Agama lain yang orang Arab peluk selain Yahudi adalah Nasrani. Agama ini bersemi di kalangan mereka melalui tangan para misionaris yang bekerja dan melebur diri di tengah masyarakat Badui. Diwartakan bahwa Mathran Bashri, seorang misionaris dari Damaskus, menjadi penasihat bagi sekitar 20 uskup yang tersebar di antara orang Arab Hauran dan Ghassan. Untuk maksud misi itu, mereka mendirikan banyak biara, termasuk biara persinggahan para saudagar untuk melepas lelah sambil minum nabidz (sejenis wine) yang dibuat sendiri oleh para pendeta. Kegiatan seperti ini didukung Kekaisaran Romawi yang berupaya menanamkan pengaruh politiknya di wilayah hunia Arab. Selain dipeluk oleh penguasa Kerajaan Ghassan (Ghasasinah) di wilayah Syria, agama Nasrani juga dipeluk oleh penduduk Hirah dan kabilah Taghlib, Iyad dan Bakar di wilayah Irak. Sebagian penduduk Taima, Daumat al-Jandal, Aylah dan Yamamah juga memeluk agama ini. Menjelang kedatangan Islam, orang Nasrani yang ada di Yatsrib, Mekkah, dan Thaif sangatlah sedikit. Tetapi di selatan, kaum Nasrani mendapat pijakan kuat di kota Najran, Ma’rib, San’a, Aden, dan sebagian Himyar. Hal ini menyediakan legitimasi bagi kehadiran Uskup Yaman sebagai peserta Konsili Nicea pada 325 M.

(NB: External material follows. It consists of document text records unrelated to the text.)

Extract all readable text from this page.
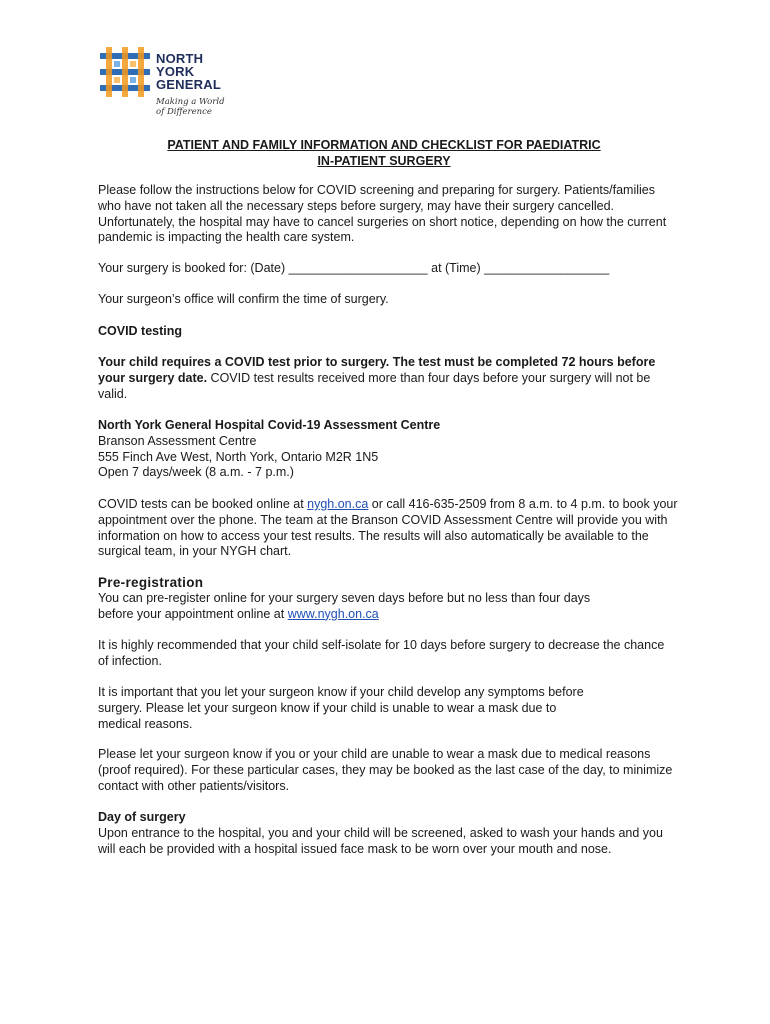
NORTH
YORK
GENERAL
Making a World
of Difference
PATIENT AND FAMILY INFORMATION AND CHECKLIST FOR PAEDIATRIC
IN-PATIENT SURGERY

Please follow the instructions below for COVID screening and preparing for surgery. Patients/families who have not taken all the necessary steps before surgery, may have their surgery cancelled. Unfortunately, the hospital may have to cancel surgeries on short notice, depending on how the current pandemic is impacting the health care system.

Your surgery is booked for: (Date) ____________________ at (Time) __________________

Your surgeon’s office will confirm the time of surgery.

COVID testing

Your child requires a COVID test prior to surgery. The test must be completed 72 hours before your surgery date. COVID test results received more than four days before your surgery will not be valid.

North York General Hospital Covid-19 Assessment Centre
Branson Assessment Centre
555 Finch Ave West, North York, Ontario M2R 1N5
Open 7 days/week (8 a.m. - 7 p.m.)

COVID tests can be booked online at nygh.on.ca or call 416-635-2509 from 8 a.m. to 4 p.m. to book your appointment over the phone. The team at the Branson COVID Assessment Centre will provide you with information on how to access your test results. The results will also automatically be available to the surgical team, in your NYGH chart.

Pre-registration

You can pre-register online for your surgery seven days before but no less than four days
before your appointment online at www.nygh.on.ca

It is highly recommended that your child self-isolate for 10 days before surgery to decrease the chance of infection.

It is important that you let your surgeon know if your child develop any symptoms before
surgery. Please let your surgeon know if your child is unable to wear a mask due to
medical reasons.

Please let your surgeon know if you or your child are unable to wear a mask due to medical reasons (proof required). For these particular cases, they may be booked as the last case of the day, to minimize contact with other patients/visitors.

Day of surgery

Upon entrance to the hospital, you and your child will be screened, asked to wash your hands and you will each be provided with a hospital issued face mask to be worn over your mouth and nose.
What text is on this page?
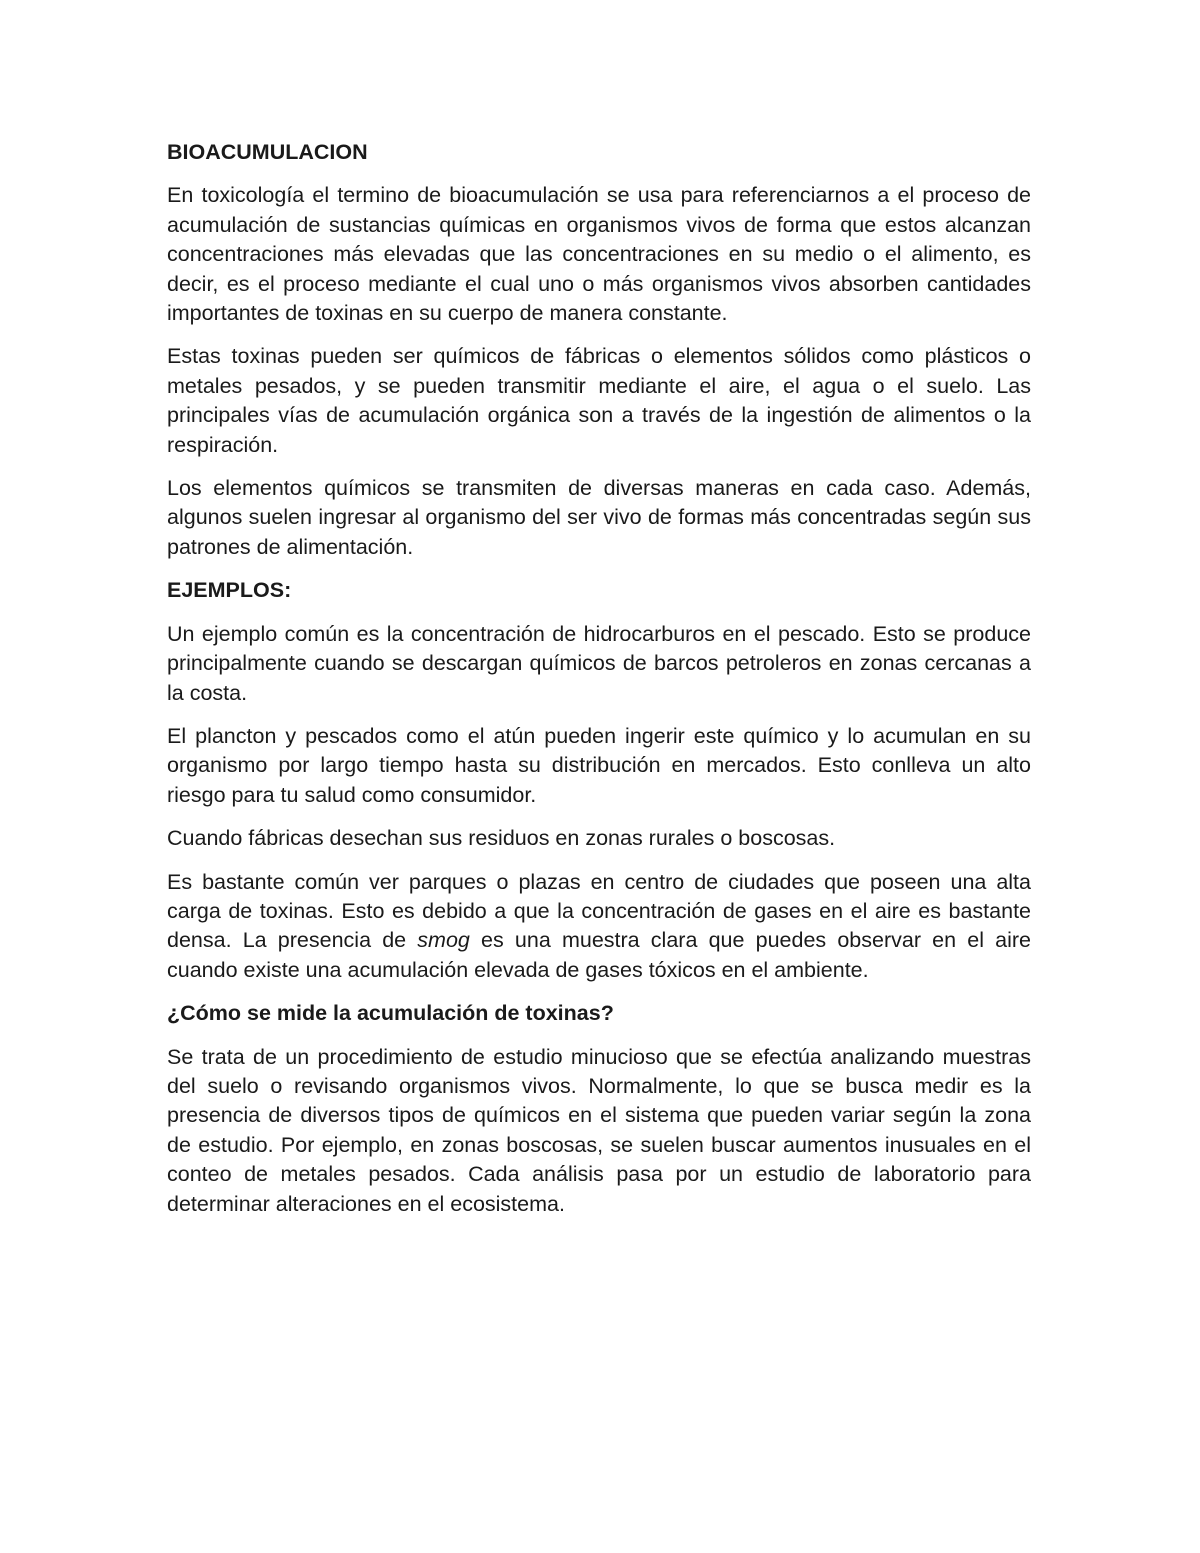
BIOACUMULACION

En toxicología el termino de bioacumulación se usa para referenciarnos a el proceso de acumulación de sustancias químicas en organismos vivos de forma que estos alcanzan concentraciones más elevadas que las concentraciones en su medio o el alimento, es decir, es el proceso mediante el cual uno o más organismos vivos absorben cantidades importantes de toxinas en su cuerpo de manera constante.

Estas toxinas pueden ser químicos de fábricas o elementos sólidos como plásticos o metales pesados, y se pueden transmitir mediante el aire, el agua o el suelo. Las principales vías de acumulación orgánica son a través de la ingestión de alimentos o la respiración.

Los elementos químicos se transmiten de diversas maneras en cada caso. Además, algunos suelen ingresar al organismo del ser vivo de formas más concentradas según sus patrones de alimentación.

EJEMPLOS:

Un ejemplo común es la concentración de hidrocarburos en el pescado. Esto se produce principalmente cuando se descargan químicos de barcos petroleros en zonas cercanas a la costa.

El plancton y pescados como el atún pueden ingerir este químico y lo acumulan en su organismo por largo tiempo hasta su distribución en mercados. Esto conlleva un alto riesgo para tu salud como consumidor.

Cuando fábricas desechan sus residuos en zonas rurales o boscosas.

Es bastante común ver parques o plazas en centro de ciudades que poseen una alta carga de toxinas. Esto es debido a que la concentración de gases en el aire es bastante densa. La presencia de smog es una muestra clara que puedes observar en el aire cuando existe una acumulación elevada de gases tóxicos en el ambiente.

¿Cómo se mide la acumulación de toxinas?

Se trata de un procedimiento de estudio minucioso que se efectúa analizando muestras del suelo o revisando organismos vivos. Normalmente, lo que se busca medir es la presencia de diversos tipos de químicos en el sistema que pueden variar según la zona de estudio. Por ejemplo, en zonas boscosas, se suelen buscar aumentos inusuales en el conteo de metales pesados. Cada análisis pasa por un estudio de laboratorio para determinar alteraciones en el ecosistema.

Selain agama-agama yang diuraikan di atas (Yahudi-Nasrani), ada juga orang Arab yang menganut agama atau paham keagamaan dalam jumlah relative sangat kecil, seperti penyembah bintang (Shabi’in) atau pemeluk agama Majusi. Paham keagamaan yang sangat penting tetapi hanya dianut sejumlah kecil orang Arab adalah apa yang disebut dengan hanifiyyah, penganutnya disebut hanif (jamak : hunafa’). Dalam bahasa Arab dan dalam teks-teks Arab selatan, arti kata hanif adalah “al-Shabi’, keluar dari agama kaumnya dan meninggalkan peribadatan mereka”, karena secara kebahasan diartikan “berbelok dari sesuatu dan meninggalkannya”. Sedangkan dalam bahasa Aram, kata itu bermakna munafik, kafir dan mulhid (keluar dari agamanya). Orang Mekkah menyebut Nabi Muhammad dan para pengikutnya al-Shabi’ (jamak: al-Shubat, orang-orang yang ingkar). Tetapi Islam menyebut Hunafa’ sebagai orang-orang terpuji yang mengingkari penyembahan berhala dan menganut agama Nabi Ibrahim. Mereka adalah golongan terpelajar yang mampu membaca dan memiliki sumber bacaan, bahkan memahami bahasa asing dan mengikuti perkembangan pemikiran di luar komunitas mereka sendiri.
Para ahli sejarah maupun ahli tafsir tidak memberi gambaran secara jelas mengenai paham keagamaan kaum Hunafa’: apa saja bentuk peribadatannya dan adakah kitab suci yang menjadi rujukan mereka. Meskipun mereka disebutkan berpegang pada agama Nabi Ibrahim, para ahli tidak memberi kejelasan apa dan bagaimana wujud sebenarnya agama Ibrahim itu. Jadi, tidak ada ajaran agama yang tersusun rapi yang disebut hanifiyyah atau kumpulan penganut yang tertata yang disebut Hunafa’. Karena itu, kaum Hunafa’ dapat diartikan sebagai sejumlah orang dari bermacam kabilah yang tidak memiliki ikatan satu sama lain tetapi mereka sama-sama menganggap nista penyembahan berhala dan akhlak buruk yang tersebar luas di masyarakat mereka saat itu yang menyerukan perbaikan (muslihun) melalui penyembahan kepada Tuhan Yang Maha Esa dan menjauhi akhlak kotor seperti bermabuk-mabukan atau berjudi. Beberapa di antara mereka condong ke agama Nasrani, tetapi tidak memeluknya sebagaimana dilakukan umat Nasrani saat itu. Seruan mereka mirip dengan seruan orang-orang yang menyembah Tuhan Yang Esa Penguasa Langit (Dzu Samawi) atau menyembah Yang Maha Kasih (al-Rahman) di Yaman.